Rossini è sempre Rossini

L’edizione numero 45 del Rossini Opera Festival a Pesaro, capitale della cultura, ha visto una invasione rossiniana della città in un  programma molto esteso

Dal 7 al 23 agosto. Quest’anno il Festival si  è allungato. Le opere: Bianca e Falliero, L’Equivoco stravagante, Ermione, Il Barbiere di Siviglia, Il Viaggio a Reims. E poi i Concerti al Museo, l’Accademia Rossiniana per i giovani, i Salons Rossini nei borghi storici della provincia, I Concerti del Belcanto, quelli lirico e sinfonici, la mostra su Rossini a Londra nella casa natale,  e così via.

Un tutto Rossini per gli amanti del grande Gioachino ormai da ogni parte del mondo. Un successo annunciato.

È stato,  in notevole parte, il festival dei direttori d’orchestra. Il pesarese Michele Mariotti, ormai di fama internazionale, ha diretto quel capolavoro poco noto che è L’Ermione, opera sperimentale del Gioachino degli anni napoletani, con un cast giovanile e notevolissimo tra cui l’Ermione di Anastasia Bartoli e il sempre maestro di stile Juan Diego Flòrez.
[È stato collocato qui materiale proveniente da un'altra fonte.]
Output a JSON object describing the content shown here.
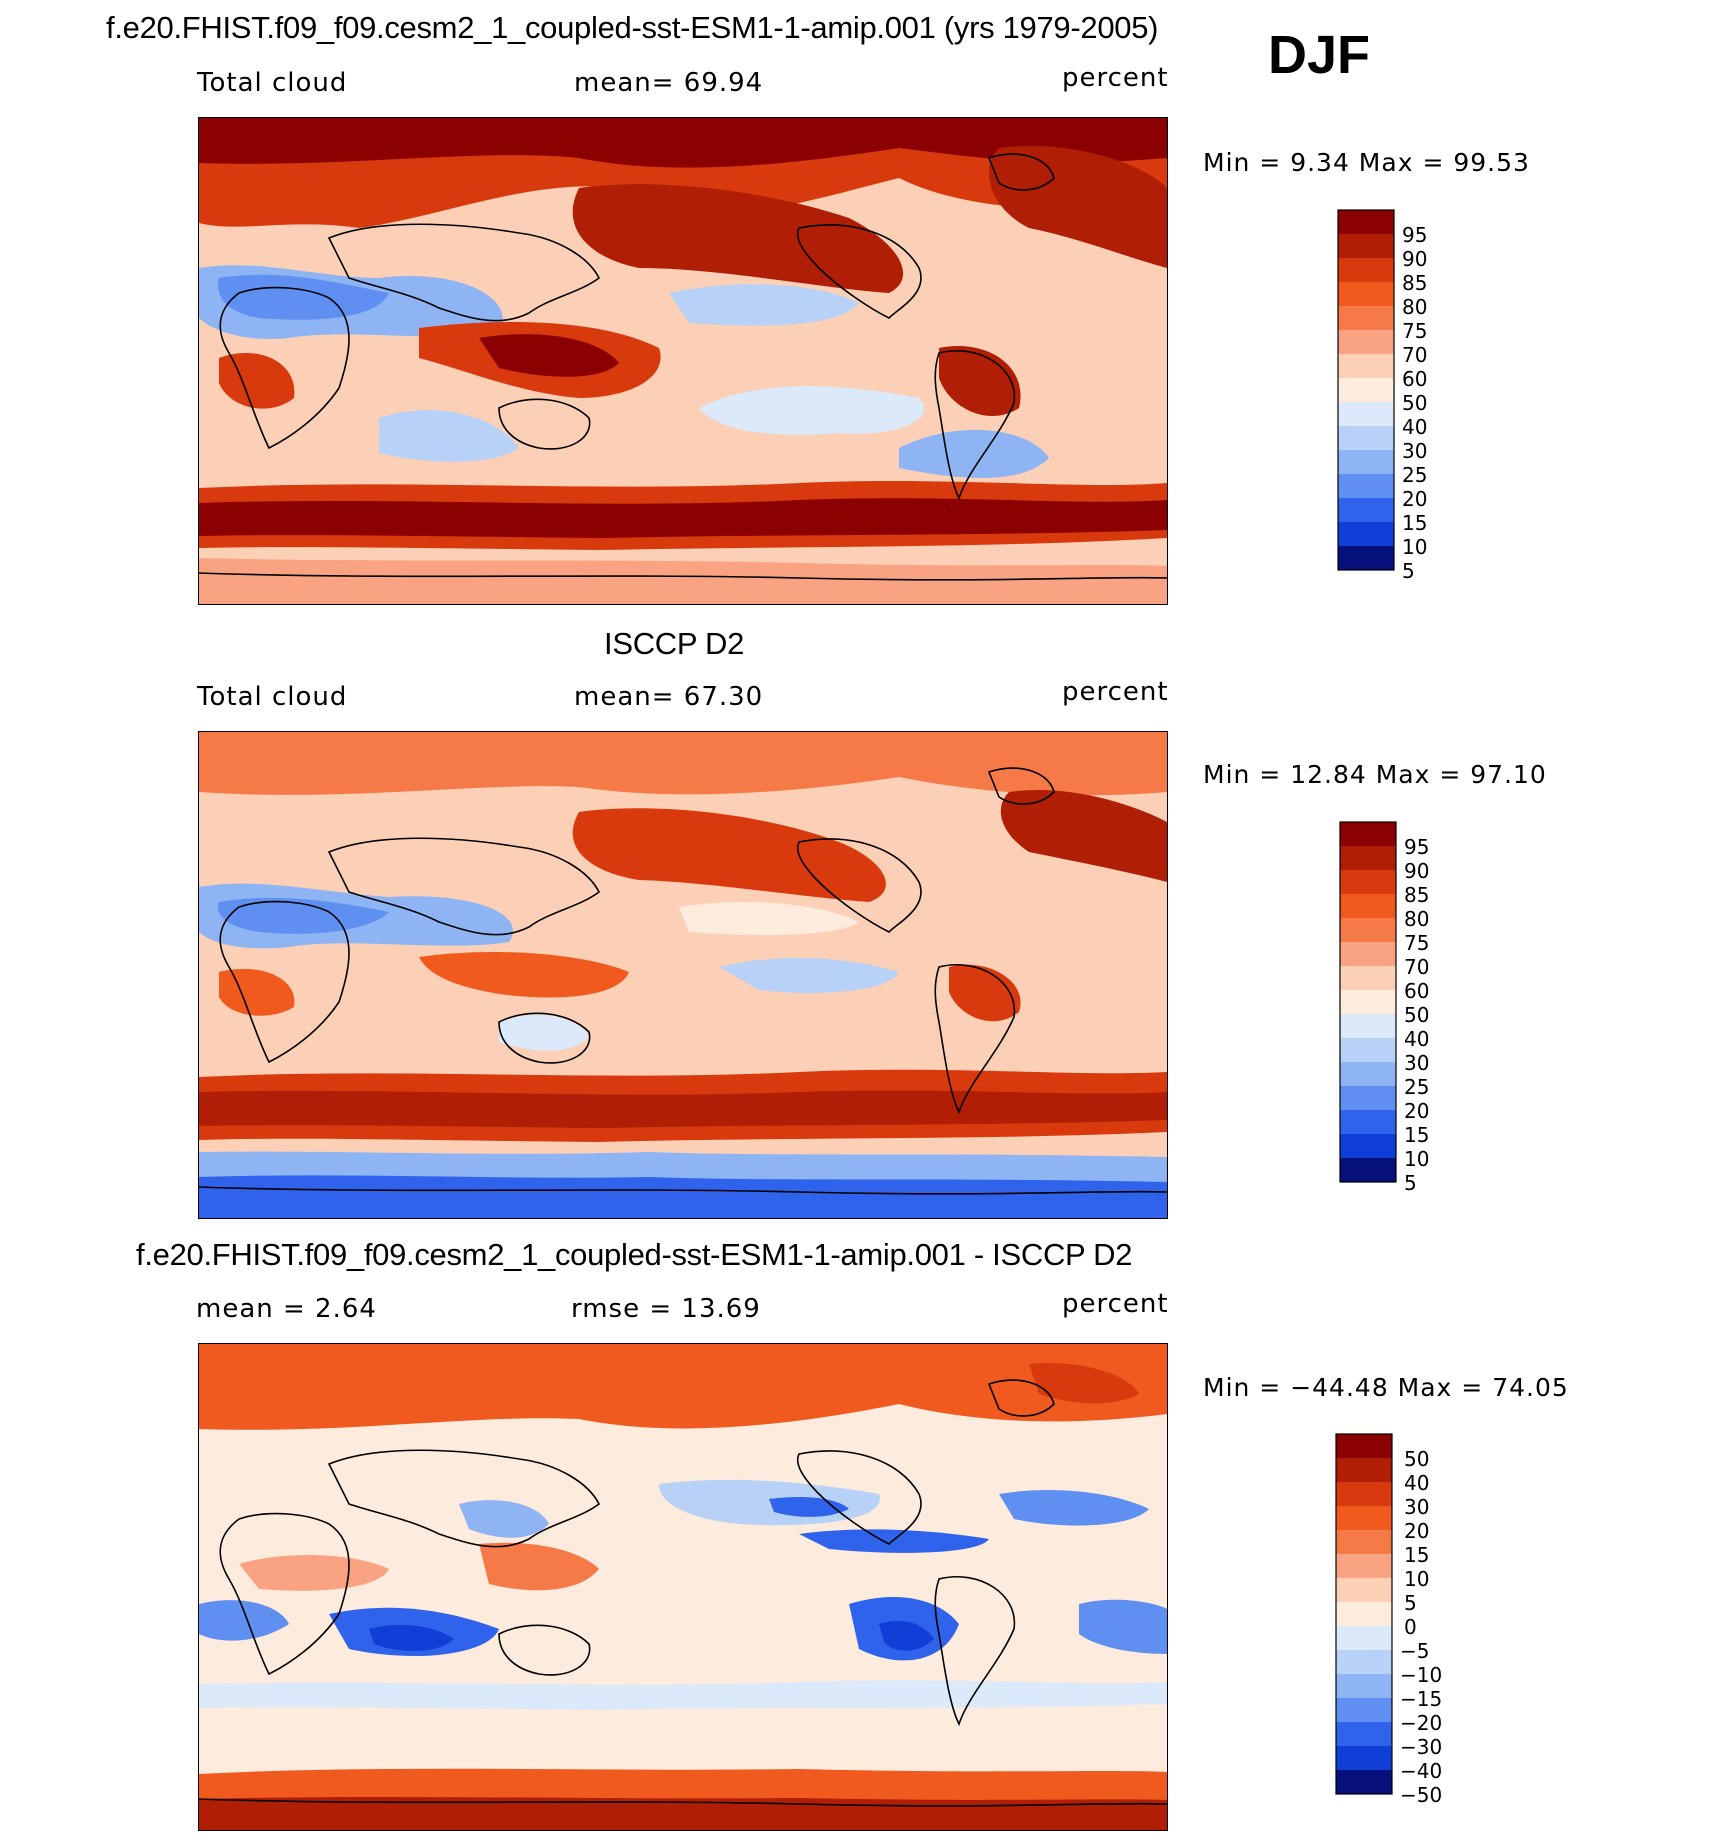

Roberto Abbado  ha condotto l’orchestra della Rai in Bianca e Falliero con la splendida Jessica Pratt. Regie equilibrate, coro del Teatro Ventidio Basso in forma.

Abbado e Mariotti sono direttori ormai molto esperti e conosciuti. Non è così, per ora,  per due giovani bacchette, come Michele Spotti e Lorenzo Passerini, trentenni che si vanno affermando.

Michele Spotti è un gentiluomo del  podio. Preciso, elegante, sorridente, sa far cantare  la Filarmonica Rossini ne L’Equivoco stravagante, due atti “giocosi”, all’epoca giudicati dalla censura troppo boccacceschi, assecondati da un libretto zeppo  di chiari doppi sensi (meno fini rispetto a quelli mozartiani) e dalla regia abbastanza esplicita di Moshe Leiser e Patrice Caurier. La musica è frizzante,spiritosa, melodica del fresco e divertito Rossini, l’orchestra si compiace di ritmi e colori vivaci insieme al buon cast, fra cui spicca  Nicola Alaimo nel farsesco personaggio di Gamberotto. Il libretto è un capolavoro di linguaggio metaletterario e metapopolare divertente.

Il Barbiere, firmato dall’allestimento candido e luminoso di Pier Luigi Pizzi, era già noto ed è stato riproposto con un nuovo cast. L’opera – che non è buffa, ma una autentica ”commedia”, cosa fondamentale per comprenderla – è un capolavoro dall’inizio alla fine e va interpretata con quella leggerezza, quel senso del colore e del ritmo, quel pizzico d’ironia sapida ma anche melodiosa che solo Rossini sa avere. La regia talora indugiava in alcuni  cali di stile, inattesi in un lavoro di Pizzi,  la compagnia di canto si presentava variegata: se Carlo Lepore era un Bartolo affidabilissimo, il Basilio di Michele Pertusi è ormai un classico,  mentre il tenore americano di buona voce era un Conte fin troppo fiorito e la Rosina di Maria Kataeva ha gran voce ma va forse controllata come l’esuberante Figaro   di Andrzej Filonczyk. Tutti bravi attori, comunque.

La direzione di Lorenzo Passerini è stata particolare nell’affrontare il Barbiere che, si sa, è opera rischiosa per cantanti e direttori. Basta poco per scendere di livello. Passerini è giovane, dinamico, forse troppo, e l’equilibrio tra le sezioni orchestrali (archi, ottoni…) non sempre perfetto. Ma Rossini è col tempo che lo si scopre meglio. Però la sua bellezza  è tale che  prende tutti, direttori giovani e meno giovani e va accolta con equilibrio e scioltezza, e animo sorridente. Così anche sotto questo aspetto il Festival è stato ancora una volta una occasione imperdibile per un viaggio con lui. Una bella edizione. Arrivederci nel 2025.